Loading...
HAM
Penulis: Tunggul Tauladan 07:45 WIB | Sabtu, 09 Mei 2015

Tak Digaji, Dianiaya Pula: Potret Buram Buruh Migran

Erwiana Sulistyaningsih berbagi kisah dalam seminar dan diskusi bertajuk “Yang Teraniaya dan Yang Terabaikan: Memahami Kondisi Buruh Migran di Luar Negeri” pada Jum'at (8/5). (Foto: Tunggul Tauladan)

YOGYAKARTA, SATUHARAPAN.COM -- Erwiana Sulistyaningsih, mantan Tenaga Kerja Indonesia (TKI) yang mencari nafkah di Hong Kong harus menelan pil pahit. Selama kurang lebin 8 bulan (Mei 2013-Januari 2014), dirinya mendapat perlakukan di luar batas kemanusiaan. Dipukul, tak dapat libur, tak digaji, hingga dianiaya, adalah kenyataan yang harus dia terima. Inilah salah satu potret buram buruh migran.

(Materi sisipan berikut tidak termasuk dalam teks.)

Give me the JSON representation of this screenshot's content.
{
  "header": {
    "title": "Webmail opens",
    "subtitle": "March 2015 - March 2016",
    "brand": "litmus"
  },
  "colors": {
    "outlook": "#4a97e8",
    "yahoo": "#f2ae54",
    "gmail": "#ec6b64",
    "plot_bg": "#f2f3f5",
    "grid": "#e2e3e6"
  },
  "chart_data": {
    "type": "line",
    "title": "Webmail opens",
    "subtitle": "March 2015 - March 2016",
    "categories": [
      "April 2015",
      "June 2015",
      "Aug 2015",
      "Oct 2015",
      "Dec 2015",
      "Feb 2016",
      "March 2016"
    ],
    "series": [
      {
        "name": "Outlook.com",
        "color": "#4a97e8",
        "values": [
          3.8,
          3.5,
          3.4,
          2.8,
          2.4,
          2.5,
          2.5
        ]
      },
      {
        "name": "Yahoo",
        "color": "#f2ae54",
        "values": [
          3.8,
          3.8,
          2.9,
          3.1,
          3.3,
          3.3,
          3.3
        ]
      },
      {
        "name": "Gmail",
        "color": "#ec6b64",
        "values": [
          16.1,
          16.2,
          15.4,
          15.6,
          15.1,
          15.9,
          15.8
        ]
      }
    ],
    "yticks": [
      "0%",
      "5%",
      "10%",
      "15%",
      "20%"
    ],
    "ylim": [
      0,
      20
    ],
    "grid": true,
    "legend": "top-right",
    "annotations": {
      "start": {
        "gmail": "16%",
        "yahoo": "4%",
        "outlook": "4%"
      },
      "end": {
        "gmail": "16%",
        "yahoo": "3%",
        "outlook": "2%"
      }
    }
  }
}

“Saya berangkat ke Hongkong pada Mei 2013, kemudian masuk ke penampungan agen, dan akhirnya dijemput oleh majikan. Selama bekerja dengan majikan tersebut, saya diperlakukan tidak manusiawi. Bayangkan, dalam sehari, saya hanya diberi jatah 6 lembar roti tawar dan 450 ml air mineral. Saya dapat jatah nasi 1 rantang untuk seminggu,” cerita Erwiana.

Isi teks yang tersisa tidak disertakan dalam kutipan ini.